A Novel Execution Scheme for Ultra-tiny CNNs Aboard Nano-UAVs

Description

Autonomous unmanned aerial vehicles (UAVs) are increasingly getting smaller and smarter, up to the so-called nano-sized UAVs -- a few tens of grams in weight. Their tiny form factor can be a game-changer in many practical applications such as aerial inspection or assistance in natural disaster areas, to name a few. This project follows the trail of the PULP-Dronet research project [1,2,3], deep learning-based autonomous navigation engines for nano-drones. This shallow convolutional neural network (CNN) runs aboard a 27-grams drone being fed with images and outputting a steering angle (regression problem) and a probability of collision (classification problem).

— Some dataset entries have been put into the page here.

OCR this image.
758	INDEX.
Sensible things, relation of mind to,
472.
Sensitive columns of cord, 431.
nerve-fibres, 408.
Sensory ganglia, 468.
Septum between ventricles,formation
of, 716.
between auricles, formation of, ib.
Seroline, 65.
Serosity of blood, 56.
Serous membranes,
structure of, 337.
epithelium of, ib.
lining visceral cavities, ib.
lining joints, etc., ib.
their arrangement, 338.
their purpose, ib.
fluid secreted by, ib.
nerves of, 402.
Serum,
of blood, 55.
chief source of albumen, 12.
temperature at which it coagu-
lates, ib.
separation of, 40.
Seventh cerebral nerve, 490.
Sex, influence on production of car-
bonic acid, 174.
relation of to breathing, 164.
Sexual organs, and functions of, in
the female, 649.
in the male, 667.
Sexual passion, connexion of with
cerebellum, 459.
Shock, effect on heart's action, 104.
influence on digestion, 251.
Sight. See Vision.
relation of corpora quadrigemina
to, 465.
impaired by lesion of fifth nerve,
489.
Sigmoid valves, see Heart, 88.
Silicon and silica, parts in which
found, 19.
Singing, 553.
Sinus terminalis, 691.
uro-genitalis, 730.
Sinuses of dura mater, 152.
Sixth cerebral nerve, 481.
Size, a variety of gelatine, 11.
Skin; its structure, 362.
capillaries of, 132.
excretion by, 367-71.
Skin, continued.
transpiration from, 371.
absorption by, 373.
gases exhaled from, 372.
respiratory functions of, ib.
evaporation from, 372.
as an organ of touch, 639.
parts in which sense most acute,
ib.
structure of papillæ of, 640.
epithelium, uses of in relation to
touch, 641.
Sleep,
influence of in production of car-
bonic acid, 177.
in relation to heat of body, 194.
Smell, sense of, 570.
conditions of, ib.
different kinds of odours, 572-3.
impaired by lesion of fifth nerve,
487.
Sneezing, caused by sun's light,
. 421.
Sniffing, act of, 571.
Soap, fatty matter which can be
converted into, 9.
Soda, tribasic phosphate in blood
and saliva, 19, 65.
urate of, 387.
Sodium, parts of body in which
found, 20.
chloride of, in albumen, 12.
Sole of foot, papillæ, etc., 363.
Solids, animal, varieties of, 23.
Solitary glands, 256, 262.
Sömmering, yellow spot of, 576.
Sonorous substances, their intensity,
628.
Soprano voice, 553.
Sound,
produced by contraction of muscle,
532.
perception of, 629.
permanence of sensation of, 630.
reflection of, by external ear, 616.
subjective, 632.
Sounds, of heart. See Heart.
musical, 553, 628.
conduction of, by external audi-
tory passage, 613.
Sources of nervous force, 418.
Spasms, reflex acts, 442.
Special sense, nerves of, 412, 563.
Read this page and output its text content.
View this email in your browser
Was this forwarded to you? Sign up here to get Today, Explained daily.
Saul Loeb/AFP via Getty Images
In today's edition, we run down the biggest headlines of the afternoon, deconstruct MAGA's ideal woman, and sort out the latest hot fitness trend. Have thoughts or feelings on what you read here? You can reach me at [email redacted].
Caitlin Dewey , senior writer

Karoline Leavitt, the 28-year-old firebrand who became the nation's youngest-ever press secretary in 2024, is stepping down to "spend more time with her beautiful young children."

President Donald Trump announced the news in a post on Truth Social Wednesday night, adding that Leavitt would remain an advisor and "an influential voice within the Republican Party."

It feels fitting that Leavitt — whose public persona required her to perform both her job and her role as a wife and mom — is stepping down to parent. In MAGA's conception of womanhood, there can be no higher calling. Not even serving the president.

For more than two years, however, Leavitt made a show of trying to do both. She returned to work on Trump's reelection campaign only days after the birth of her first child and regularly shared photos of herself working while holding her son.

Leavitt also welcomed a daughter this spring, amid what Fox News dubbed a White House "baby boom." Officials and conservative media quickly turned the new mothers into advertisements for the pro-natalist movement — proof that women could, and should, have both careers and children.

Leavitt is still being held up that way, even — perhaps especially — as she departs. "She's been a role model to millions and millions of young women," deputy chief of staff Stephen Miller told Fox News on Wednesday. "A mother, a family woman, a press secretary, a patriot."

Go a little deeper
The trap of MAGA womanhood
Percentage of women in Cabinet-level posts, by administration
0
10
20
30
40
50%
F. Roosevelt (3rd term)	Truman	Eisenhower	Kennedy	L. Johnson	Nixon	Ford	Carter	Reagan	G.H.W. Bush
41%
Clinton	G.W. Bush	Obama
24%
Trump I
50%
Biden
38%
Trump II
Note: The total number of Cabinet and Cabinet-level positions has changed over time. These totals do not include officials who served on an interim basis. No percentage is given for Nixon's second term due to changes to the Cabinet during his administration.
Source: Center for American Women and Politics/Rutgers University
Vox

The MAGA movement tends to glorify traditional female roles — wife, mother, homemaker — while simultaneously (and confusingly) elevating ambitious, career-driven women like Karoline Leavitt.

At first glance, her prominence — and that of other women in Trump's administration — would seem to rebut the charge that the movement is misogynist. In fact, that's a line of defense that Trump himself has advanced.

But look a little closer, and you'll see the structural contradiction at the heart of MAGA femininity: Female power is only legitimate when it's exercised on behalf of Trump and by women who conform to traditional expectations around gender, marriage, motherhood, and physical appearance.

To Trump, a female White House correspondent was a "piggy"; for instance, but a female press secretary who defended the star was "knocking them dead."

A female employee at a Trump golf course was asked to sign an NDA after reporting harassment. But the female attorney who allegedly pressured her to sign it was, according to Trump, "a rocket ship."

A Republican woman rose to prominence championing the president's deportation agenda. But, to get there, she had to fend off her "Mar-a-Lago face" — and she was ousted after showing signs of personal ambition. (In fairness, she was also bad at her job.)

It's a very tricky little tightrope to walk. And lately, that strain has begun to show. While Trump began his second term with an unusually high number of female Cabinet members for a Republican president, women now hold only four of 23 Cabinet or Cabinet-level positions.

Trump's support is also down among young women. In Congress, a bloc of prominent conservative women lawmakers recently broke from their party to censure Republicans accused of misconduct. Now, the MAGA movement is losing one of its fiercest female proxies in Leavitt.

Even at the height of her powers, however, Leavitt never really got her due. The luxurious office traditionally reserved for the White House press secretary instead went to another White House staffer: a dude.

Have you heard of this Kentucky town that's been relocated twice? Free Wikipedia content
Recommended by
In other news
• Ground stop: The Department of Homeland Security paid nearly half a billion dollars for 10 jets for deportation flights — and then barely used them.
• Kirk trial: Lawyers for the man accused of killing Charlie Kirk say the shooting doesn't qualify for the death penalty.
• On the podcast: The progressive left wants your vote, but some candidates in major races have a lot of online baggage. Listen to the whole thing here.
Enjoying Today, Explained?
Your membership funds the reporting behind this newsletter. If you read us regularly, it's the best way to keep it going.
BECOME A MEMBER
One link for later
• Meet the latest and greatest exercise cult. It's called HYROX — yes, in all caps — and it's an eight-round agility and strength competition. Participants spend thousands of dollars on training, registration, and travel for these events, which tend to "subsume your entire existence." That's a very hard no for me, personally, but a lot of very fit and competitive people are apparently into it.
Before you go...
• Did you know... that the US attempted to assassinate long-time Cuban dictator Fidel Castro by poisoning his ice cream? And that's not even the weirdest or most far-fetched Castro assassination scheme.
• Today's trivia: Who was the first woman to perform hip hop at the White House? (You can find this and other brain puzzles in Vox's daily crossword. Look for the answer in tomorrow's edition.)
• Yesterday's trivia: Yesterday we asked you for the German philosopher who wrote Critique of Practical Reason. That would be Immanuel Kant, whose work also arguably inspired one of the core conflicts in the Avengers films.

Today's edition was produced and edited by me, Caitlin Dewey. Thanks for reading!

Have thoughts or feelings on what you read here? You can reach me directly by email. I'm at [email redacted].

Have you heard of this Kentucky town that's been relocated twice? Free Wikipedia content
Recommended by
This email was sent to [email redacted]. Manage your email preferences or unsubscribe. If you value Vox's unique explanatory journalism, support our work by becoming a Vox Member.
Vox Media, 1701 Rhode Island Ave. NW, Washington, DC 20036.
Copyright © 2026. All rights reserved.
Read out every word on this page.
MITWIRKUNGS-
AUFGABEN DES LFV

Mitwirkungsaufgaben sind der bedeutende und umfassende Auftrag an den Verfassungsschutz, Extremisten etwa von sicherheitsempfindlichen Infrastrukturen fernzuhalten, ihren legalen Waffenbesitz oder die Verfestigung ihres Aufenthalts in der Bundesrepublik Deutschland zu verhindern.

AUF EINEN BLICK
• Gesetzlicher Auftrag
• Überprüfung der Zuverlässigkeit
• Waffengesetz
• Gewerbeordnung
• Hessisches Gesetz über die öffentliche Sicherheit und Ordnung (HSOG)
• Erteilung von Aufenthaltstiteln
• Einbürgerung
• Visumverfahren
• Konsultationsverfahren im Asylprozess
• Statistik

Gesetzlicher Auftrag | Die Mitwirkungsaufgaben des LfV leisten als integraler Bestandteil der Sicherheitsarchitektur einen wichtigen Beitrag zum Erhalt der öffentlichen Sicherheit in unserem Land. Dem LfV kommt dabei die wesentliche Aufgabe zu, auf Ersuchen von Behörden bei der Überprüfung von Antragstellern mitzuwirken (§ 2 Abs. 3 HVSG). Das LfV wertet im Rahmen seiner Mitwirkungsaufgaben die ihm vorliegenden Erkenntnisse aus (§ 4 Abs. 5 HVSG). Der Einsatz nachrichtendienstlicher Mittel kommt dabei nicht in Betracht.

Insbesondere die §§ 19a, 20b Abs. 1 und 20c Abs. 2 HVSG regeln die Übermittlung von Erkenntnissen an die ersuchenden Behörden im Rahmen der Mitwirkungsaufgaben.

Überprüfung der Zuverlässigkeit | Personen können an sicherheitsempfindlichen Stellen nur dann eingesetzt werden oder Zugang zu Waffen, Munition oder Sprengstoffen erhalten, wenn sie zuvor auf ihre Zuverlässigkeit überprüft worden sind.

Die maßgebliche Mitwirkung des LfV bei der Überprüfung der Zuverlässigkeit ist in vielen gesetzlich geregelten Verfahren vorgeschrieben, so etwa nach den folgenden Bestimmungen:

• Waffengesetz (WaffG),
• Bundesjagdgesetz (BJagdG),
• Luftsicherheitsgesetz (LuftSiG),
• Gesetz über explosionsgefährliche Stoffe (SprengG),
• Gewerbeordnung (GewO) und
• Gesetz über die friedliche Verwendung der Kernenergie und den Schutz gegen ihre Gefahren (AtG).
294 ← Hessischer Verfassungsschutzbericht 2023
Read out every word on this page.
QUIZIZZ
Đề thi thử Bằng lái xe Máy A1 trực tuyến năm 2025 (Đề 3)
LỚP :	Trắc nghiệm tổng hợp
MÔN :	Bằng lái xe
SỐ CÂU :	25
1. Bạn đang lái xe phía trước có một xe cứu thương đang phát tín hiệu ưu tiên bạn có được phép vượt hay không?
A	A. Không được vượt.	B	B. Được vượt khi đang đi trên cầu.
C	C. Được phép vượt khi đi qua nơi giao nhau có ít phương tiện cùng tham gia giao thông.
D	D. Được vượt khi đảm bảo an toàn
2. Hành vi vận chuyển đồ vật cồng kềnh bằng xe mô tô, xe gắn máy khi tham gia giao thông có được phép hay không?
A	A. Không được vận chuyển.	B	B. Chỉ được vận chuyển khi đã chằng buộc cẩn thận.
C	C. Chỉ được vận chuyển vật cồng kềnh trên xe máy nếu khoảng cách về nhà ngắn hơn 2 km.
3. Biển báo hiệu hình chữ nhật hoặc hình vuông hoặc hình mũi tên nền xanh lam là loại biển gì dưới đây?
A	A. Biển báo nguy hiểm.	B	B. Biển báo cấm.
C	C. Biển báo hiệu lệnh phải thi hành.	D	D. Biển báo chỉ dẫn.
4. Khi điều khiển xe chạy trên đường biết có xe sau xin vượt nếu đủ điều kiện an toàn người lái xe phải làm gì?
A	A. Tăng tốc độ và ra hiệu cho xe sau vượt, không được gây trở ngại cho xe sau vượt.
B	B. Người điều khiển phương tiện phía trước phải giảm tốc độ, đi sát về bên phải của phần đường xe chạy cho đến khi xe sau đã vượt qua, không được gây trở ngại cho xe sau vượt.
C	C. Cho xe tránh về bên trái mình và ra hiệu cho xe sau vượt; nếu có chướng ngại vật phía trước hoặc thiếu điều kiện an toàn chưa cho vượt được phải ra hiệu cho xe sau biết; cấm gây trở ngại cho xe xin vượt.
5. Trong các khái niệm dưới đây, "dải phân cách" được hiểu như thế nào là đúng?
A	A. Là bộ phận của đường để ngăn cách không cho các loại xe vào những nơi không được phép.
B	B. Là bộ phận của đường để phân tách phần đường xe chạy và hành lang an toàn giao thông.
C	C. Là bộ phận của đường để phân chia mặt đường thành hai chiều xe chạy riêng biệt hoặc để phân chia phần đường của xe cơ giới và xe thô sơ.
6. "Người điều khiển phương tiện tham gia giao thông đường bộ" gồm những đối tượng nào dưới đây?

This project aims to enhance the autonomous navigation capabilities aboard a Crazyflie 2.1 nano-drone [4] by optimizing the onboard execution of minimal variants of the PULP-Dronet baseline model: Tiny-PULP-Dronet -- up to 50x smaller and 30x faster. The candidate will work on the State-of-the-Art open-source framework DORY [5], which is in charge of translating high-level PyTorch models into the final C implementation deployed on the nano-drone. A key aspect of this project is the final in-filed testing, which offers the possibility of deploying the overall pipeline in a real-life demonstrator and assessing its actual performance on the ground.